Newtown massacre: A reporter comes home

A persons tands in front of a memorial in Newtown
Image caption In the village of Sandy Hook, thousands of people from around the world leave notes, candles, toys and messages for the victims and their families.

After covering tough stories all over the world, a reporter is called back home. Kaelyn Forde talks about covering her hometown of Newtown, Connecticut.

I became a journalist because I wanted to be the eyes of the world. I hoped to telegraph the suffering and pain of far-flung places in the hopes that my work would be compelling enough to make someone actually do something about it—even if it meant asking uncomfortable questions and bringing a camera to just about everything.

My work has taken me to the remote Mosquito Coast of Honduras to interview the survivors of an anti-drug trafficking operation that had killed four, among them two pregnant women and a child. It had taken me from jail in Georgia to the blasted out mountains of Appalachia and to death row in Mississippi.

But I never thought my work would take me home.

Sitting at a desk in Washington watching a dizzying amount of news wires pass by on Friday morning, one word caught my eye: "Newtown."

Since leaving Connecticut, I have grown accustomed to blank stares when I tell people where I grew up. "It's a sleepy little town, just over the border with New York," was my go-to response, expertly parsed in three languages.

For me, Newtown is a place marked in time by long hikes alongside my father, mornings splitting the Sunday New York Times with my mother on our sunny patio, fireside chats with my brother, and drinks with friends.

Image caption The author with her father in Newtown, circa 1993.

Newtown has always been a place that is almost impossibly peaceful—a place I had come to recover after tough assignments, a place I had come to feel safe, encircled by sturdy oaks and laughing cousins.

But Friday morning, Newtown leapt across the news wires for an unfathomable reason—shots fired at an elementary school. Suddenly, that far-flung place was my town.

I rushed to the phone and began dialling family, classmates and friends. A phone interview with someone at the scene, the logical next step for a journalist, also became a frantic exercise in finding out who was safe. A call to a friend revealed that his mother had been shot; the wail of the ambulance could be heard in the background.

A classmate described the scene from her kitchen window just yards from the school—helicopters overhead, police combing the woods, but very few survivors being carried out.

It is a testament to the tightly knit nature of this town that within minutes, I had much of the story.

It was horrifying.

I held out hope that the local television news had gotten it wrong—surely there couldn't be 27 dead children and adults in there. But when the red bar of the Associated Press flashed across my screen, I knew it was time to pack my camera and go.

Aching to be with my little town during its darkest hour and also determined to tell its stories, I went straight to Newtown. The inky darkness spread into the valley below and the lights of the church could be seen through the leafless trees. But something already felt wrong. The peace had been shattered.
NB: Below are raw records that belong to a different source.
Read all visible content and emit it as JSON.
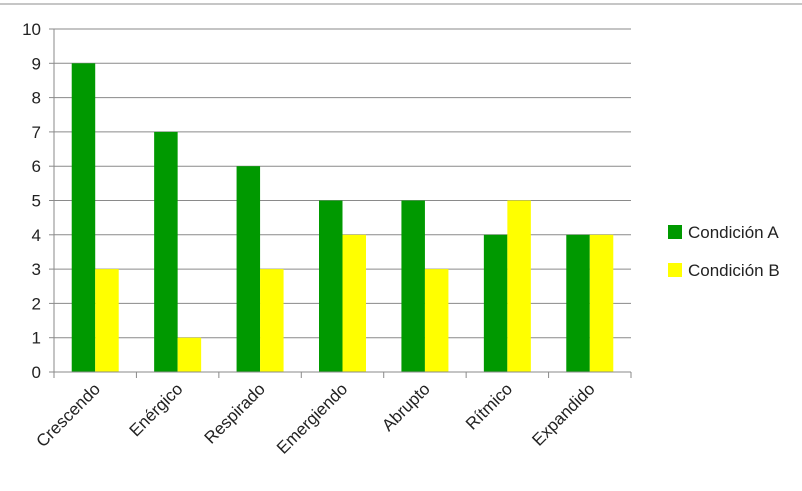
{
  "chart_data": {
    "type": "bar",
    "title": "",
    "xlabel": "",
    "ylabel": "",
    "categories": [
      "Crescendo",
      "Enérgico",
      "Respirado",
      "Emergiendo",
      "Abrupto",
      "Rítmico",
      "Expandido"
    ],
    "series": [
      {
        "name": "Condición A",
        "color": "#009900",
        "values": [
          9,
          7,
          6,
          5,
          5,
          4,
          4
        ]
      },
      {
        "name": "Condición B",
        "color": "#ffff00",
        "values": [
          3,
          1,
          3,
          4,
          3,
          5,
          4
        ]
      }
    ],
    "ylim": [
      0,
      10
    ],
    "yticks": [
      "0",
      "1",
      "2",
      "3",
      "4",
      "5",
      "6",
      "7",
      "8",
      "9",
      "10"
    ],
    "grid": true,
    "legend_position": "right"
  }
}
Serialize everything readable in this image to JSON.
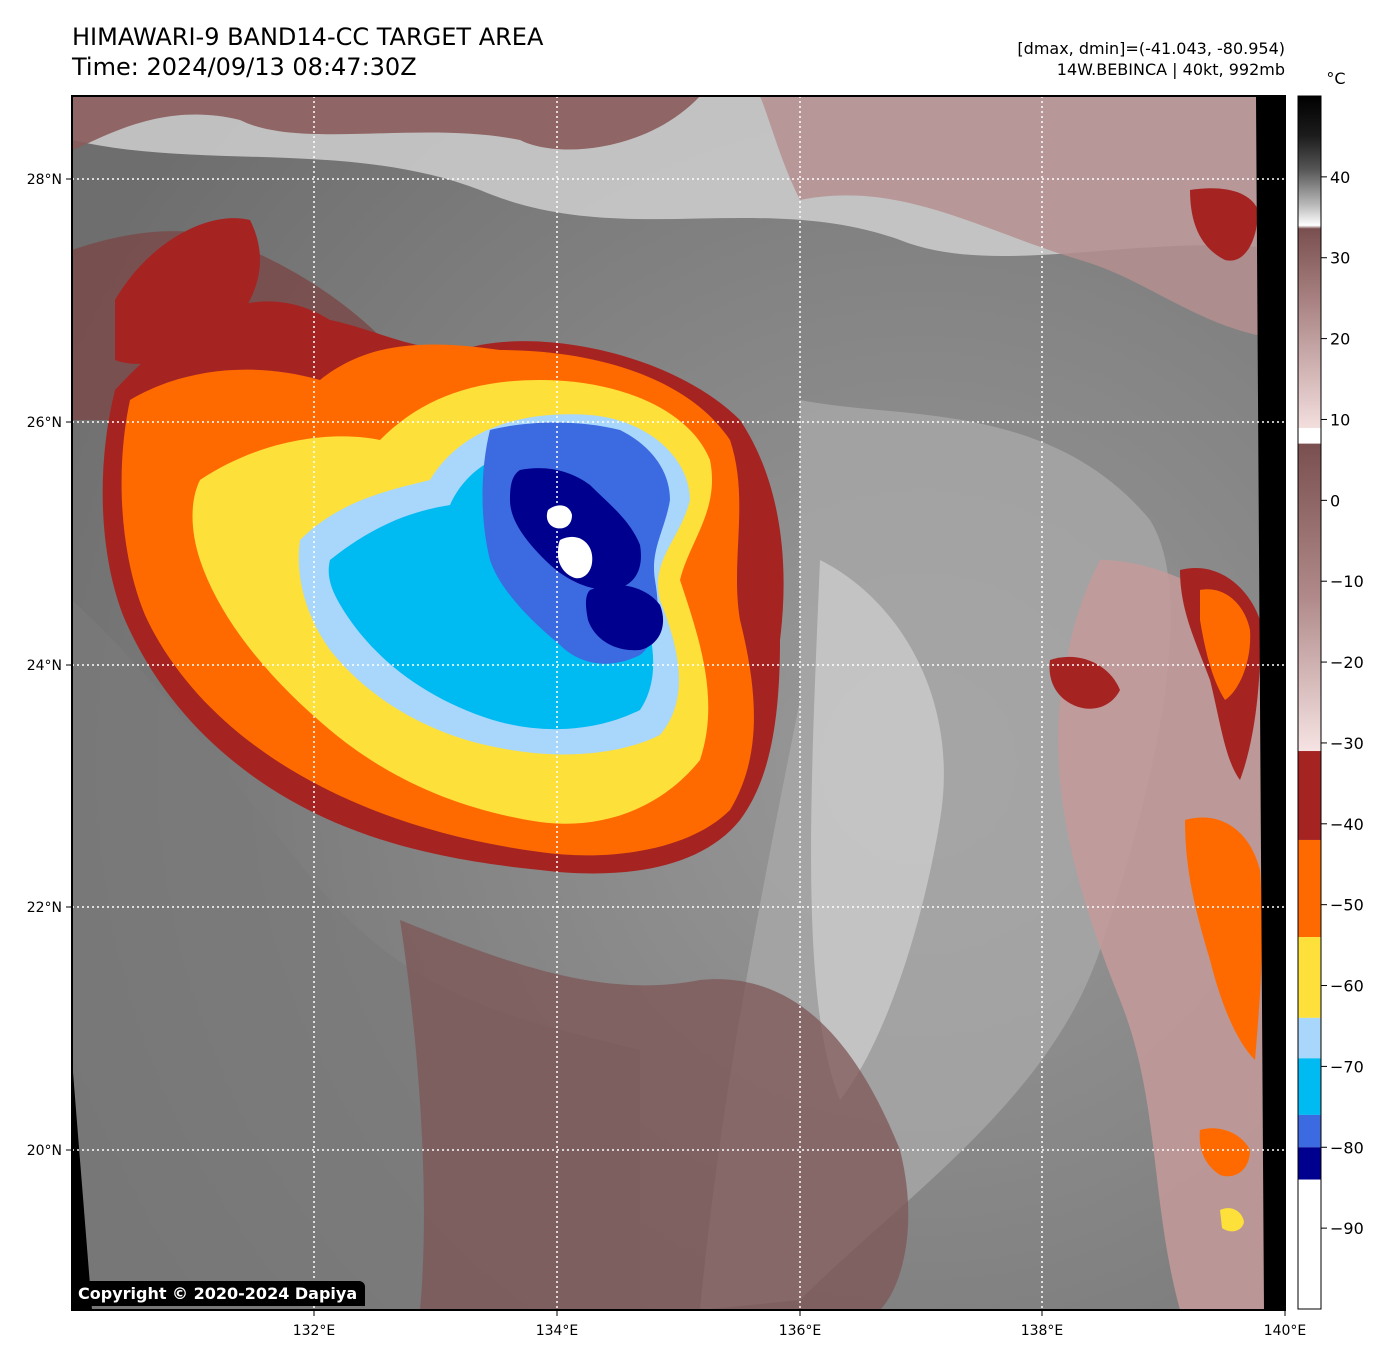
{
  "header": {
    "title_line1": "HIMAWARI-9 BAND14-CC TARGET AREA",
    "title_line2": "Time: 2024/09/13 08:47:30Z",
    "range_text": "[dmax, dmin]=(-41.043, -80.954)",
    "storm_text": "14W.BEBINCA | 40kt, 992mb"
  },
  "map": {
    "lat_labels": [
      "28°N",
      "26°N",
      "24°N",
      "22°N",
      "20°N"
    ],
    "lon_labels": [
      "132°E",
      "134°E",
      "136°E",
      "138°E",
      "140°E"
    ]
  },
  "colorbar": {
    "unit": "°C",
    "ticks": [
      "40",
      "30",
      "20",
      "10",
      "0",
      "−10",
      "−20",
      "−30",
      "−40",
      "−50",
      "−60",
      "−70",
      "−80",
      "−90"
    ],
    "color_bands": [
      {
        "from": 7,
        "to": -31,
        "color": "#8a5b5b"
      },
      {
        "from": -31,
        "to": -42,
        "color": "#a52422"
      },
      {
        "from": -42,
        "to": -54,
        "color": "#ff6a00"
      },
      {
        "from": -54,
        "to": -64,
        "color": "#fde03a"
      },
      {
        "from": -64,
        "to": -69,
        "color": "#a9d6fb"
      },
      {
        "from": -69,
        "to": -76,
        "color": "#00baf2"
      },
      {
        "from": -76,
        "to": -80,
        "color": "#3c6ae0"
      },
      {
        "from": -80,
        "to": -84,
        "color": "#00008f"
      },
      {
        "from": -84,
        "to": -100,
        "color": "#ffffff"
      }
    ]
  },
  "copyright": "Copyright © 2020-2024 Dapiya"
}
Nothing could prepare me for the scenes that followed, unfolding over the week like a series of snapshots I never want to have taken.

The satellite trucks filling the parking lot of the community centre where I learned to swim.

The catatonic parents staggering up the stairs to meet with the priest who gave me my first communion.

The cameraman swivelling his lens to catch my mother crying at a makeshift shrine.

The Lincoln town cars with out-of-state plates idling on my friend's parents' lawn.

The rapping knuckles of a dolled-up TV reporter on the front door.

The thousands of flowers and teddy bears keeping vigil on every corner.

Image caption The author at home in Newtown

The President speaking on the stage where I had performed in so many out-of-tune school band concerts.

The hearse, stopping to unload a coffin far too small.

I watched my tiny town swell with thousands of journalists, all scrambling to get the tears on camera, the parents on tape, the front-page interview with the survivor.

I watched my little town withdraw, turn inward, and form a barrier between the people and the press. Suddenly, I felt I had to choose sides. The suffering was too great, the community too close, for me to be able to make those calls and walk up to those doors.

I began to reach out slowly and carefully, content with not getting the sound bite if what someone really needed was a shoulder. I took a backseat in the coverage and shed my tears at home.

I didn't push and I didn't try in the way I always had. I focused instead on connecting my colleagues with the good people, the ones who have proven that a single act of violence cannot consume a community like ours.

I am and forever will be from Newtown, and long after the satellite trucks pull out and the reporters leave, I will be here. Nothing I have ever covered could prepare me for this.

Newtown has been my toughest assignment—and probably, my most important.